Cosby's lawyers blame his conviction in part on the national fervor in 2018 surrounding the #MeToo movement, which sought to hold powerful men accountable for unpunished sexual assaults. Cosby was the first celebrity convicted of sexual abuse after the start of the movement.
"The American criminal justice system was designed to convict defendants based upon their conduct - not on their general character," Cosby's lawyers argue in their brief. "The fervor of the #MeToo movement rendered this cherished constitutional tenet obsolete at Cosby’s trial."
Cosby, a comedian and actor best known as the lovable father from the 1980s TV hit “The Cosby Show,” was convicted of three counts of aggravated indecent assault after drugging a former friend, Andrea Constand, in January 2004 at his suburban Philadelphia mansion. At the time Constand was director of operations of Temple University women’s basketball team. Cosby is serving a three-to-ten-year sentence in a state prison near Philadelphia.
One prong of Cosby’s appeal, which will be heard virtually by the seven justices because of pandemic restrictions, attacks the decision by Montgomery County Judge Steven O’Neill to allow testimony at the trial by five “prior bad act” witnesses.
Prosecutors hoped the testimony of five women who over the years have also accused the entertainer of sexual assault, would show a pattern of behavior by Cosby of befriending younger women with promises of career help and then drugging and raping them.
They were among some 50 women who accused Cosby, now 83, of sexual assaults going back decades, though all the accusations but Constand’s were too old to prosecute.
Cosby’s legal team, led by Jennifer Bonjean, a Brooklyn lawyer, will argue that the five women’s claims are too dissimilar to Constand’s complaint to have been allowed.
His lawyers will also argue that Cosby was given immunity from prosecution by former Montgomery County District Attorney Bruce Castor in 2005 in return for his deposition in Constand’s civil suit.
Montgomery County District Attorney Kevin Steele’s legal team, led by Adrienne Jappe, an assistant prosecutor at the 2018 trial, disagrees on both counts.
“The trial court properly denied the non-prosecution claim. Its credibility determination and factual-finding that there was no promise is supported by the record. Even if it existed, the district attorney lacked the authority to grant non-statutory immunity,” they write in their brief.
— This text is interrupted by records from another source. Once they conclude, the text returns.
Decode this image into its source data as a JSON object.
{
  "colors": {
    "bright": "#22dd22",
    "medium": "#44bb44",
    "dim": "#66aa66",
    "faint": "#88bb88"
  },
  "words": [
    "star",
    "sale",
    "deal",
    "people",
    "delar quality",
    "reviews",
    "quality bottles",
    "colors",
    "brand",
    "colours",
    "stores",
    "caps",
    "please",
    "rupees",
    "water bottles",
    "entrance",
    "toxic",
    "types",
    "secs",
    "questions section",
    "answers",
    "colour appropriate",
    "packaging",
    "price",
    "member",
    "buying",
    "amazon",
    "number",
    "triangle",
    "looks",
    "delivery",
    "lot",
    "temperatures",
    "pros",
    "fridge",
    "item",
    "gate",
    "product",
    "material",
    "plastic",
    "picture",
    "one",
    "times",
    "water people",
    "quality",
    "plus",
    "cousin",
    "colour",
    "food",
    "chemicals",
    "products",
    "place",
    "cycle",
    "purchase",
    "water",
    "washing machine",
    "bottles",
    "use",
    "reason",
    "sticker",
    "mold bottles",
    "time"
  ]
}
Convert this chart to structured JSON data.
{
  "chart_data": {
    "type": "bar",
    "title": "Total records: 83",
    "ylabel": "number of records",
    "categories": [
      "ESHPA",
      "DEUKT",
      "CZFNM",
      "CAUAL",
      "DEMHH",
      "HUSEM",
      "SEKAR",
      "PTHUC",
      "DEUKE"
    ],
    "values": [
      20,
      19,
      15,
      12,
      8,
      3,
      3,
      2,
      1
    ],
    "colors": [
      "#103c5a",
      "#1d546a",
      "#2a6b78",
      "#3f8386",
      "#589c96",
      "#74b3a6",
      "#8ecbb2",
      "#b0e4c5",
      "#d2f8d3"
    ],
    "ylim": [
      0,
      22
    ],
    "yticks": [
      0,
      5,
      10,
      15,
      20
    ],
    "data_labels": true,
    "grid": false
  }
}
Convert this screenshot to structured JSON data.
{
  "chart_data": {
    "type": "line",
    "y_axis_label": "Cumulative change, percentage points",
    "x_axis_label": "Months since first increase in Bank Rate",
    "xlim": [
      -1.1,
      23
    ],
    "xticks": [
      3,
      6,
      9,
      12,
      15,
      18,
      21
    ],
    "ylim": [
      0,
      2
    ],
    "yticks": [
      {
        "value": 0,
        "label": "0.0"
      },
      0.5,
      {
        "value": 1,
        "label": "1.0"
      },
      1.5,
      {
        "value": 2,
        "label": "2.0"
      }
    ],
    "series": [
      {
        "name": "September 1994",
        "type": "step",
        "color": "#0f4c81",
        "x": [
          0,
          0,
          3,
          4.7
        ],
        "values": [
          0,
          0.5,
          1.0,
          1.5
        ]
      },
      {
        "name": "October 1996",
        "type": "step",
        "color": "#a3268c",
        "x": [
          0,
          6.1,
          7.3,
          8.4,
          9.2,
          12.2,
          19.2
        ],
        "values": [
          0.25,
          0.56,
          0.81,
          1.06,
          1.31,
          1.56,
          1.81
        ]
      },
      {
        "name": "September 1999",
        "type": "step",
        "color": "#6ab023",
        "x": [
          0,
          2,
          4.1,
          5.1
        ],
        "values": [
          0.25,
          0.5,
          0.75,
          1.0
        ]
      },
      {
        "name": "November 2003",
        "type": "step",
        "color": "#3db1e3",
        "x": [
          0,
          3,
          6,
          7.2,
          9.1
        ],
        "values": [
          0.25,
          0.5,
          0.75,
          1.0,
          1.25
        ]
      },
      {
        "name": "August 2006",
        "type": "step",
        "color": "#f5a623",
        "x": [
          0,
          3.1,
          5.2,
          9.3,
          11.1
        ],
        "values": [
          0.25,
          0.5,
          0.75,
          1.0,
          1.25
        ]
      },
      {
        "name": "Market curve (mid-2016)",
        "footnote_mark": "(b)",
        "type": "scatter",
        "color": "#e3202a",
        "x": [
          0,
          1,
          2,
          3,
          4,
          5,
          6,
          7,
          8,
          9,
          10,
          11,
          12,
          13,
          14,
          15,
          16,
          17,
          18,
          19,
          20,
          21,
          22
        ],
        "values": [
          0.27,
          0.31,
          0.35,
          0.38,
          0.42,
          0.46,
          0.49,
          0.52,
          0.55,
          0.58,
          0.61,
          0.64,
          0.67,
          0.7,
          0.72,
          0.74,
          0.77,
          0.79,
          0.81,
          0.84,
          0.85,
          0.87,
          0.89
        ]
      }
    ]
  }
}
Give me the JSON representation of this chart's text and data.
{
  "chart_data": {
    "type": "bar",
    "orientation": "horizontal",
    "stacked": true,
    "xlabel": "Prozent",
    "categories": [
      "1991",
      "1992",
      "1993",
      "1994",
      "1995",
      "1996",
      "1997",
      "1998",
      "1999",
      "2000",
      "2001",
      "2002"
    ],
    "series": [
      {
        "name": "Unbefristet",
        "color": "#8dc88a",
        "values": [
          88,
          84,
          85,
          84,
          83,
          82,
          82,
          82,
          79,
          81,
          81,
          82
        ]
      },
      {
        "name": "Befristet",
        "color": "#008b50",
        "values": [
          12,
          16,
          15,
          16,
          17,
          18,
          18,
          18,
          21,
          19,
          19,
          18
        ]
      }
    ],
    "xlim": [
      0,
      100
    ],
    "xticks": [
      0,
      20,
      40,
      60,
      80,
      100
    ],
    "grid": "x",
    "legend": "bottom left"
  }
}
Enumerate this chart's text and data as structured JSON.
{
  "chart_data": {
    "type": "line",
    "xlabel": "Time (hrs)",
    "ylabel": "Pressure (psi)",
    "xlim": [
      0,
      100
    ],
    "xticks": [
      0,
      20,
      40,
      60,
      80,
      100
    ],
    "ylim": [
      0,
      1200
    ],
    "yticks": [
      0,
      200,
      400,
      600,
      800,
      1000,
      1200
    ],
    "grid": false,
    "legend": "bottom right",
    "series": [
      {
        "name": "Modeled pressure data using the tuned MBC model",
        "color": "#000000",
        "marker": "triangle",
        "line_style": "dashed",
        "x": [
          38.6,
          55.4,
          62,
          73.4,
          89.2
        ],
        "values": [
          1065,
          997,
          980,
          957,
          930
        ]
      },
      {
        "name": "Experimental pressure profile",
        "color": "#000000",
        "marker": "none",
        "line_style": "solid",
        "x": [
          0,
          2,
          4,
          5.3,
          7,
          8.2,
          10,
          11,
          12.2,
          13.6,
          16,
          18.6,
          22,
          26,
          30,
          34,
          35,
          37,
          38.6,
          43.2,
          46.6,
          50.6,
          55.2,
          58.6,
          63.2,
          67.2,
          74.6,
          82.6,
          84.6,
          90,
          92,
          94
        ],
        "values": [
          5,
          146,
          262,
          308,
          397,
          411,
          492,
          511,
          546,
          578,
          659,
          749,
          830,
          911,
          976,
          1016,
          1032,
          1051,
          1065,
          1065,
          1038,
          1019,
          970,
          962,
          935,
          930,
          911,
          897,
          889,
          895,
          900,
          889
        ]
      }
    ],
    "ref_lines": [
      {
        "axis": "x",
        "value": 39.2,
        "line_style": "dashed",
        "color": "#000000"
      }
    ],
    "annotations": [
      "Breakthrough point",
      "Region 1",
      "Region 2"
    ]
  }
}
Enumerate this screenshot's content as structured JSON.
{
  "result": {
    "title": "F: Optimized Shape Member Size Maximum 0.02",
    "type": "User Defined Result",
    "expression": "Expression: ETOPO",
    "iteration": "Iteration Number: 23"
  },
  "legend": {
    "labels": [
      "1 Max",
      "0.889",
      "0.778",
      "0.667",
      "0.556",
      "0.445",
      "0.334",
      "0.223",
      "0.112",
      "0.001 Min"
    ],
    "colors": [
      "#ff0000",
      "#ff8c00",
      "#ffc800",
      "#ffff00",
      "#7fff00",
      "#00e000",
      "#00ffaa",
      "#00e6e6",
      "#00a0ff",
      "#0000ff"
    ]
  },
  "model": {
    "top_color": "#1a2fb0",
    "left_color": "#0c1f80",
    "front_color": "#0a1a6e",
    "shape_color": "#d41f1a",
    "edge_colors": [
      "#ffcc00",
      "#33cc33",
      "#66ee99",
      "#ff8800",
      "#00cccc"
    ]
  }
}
Prosecutors note that testimony by the five women and the invalidity of Castor’s supposed non-prosecution agreement with Cosby passed muster both with O’Neill and the Pennsylvania Superior Court, the state’s intermediate appellate court.
In December 2019, a Pennsylvania appeals court dismissed Cosby’s bid to overturn his conviction. It is unlikely that the Supreme Court will render a decision on Tuesday. It typically takes weeks or even months to hand down rulings.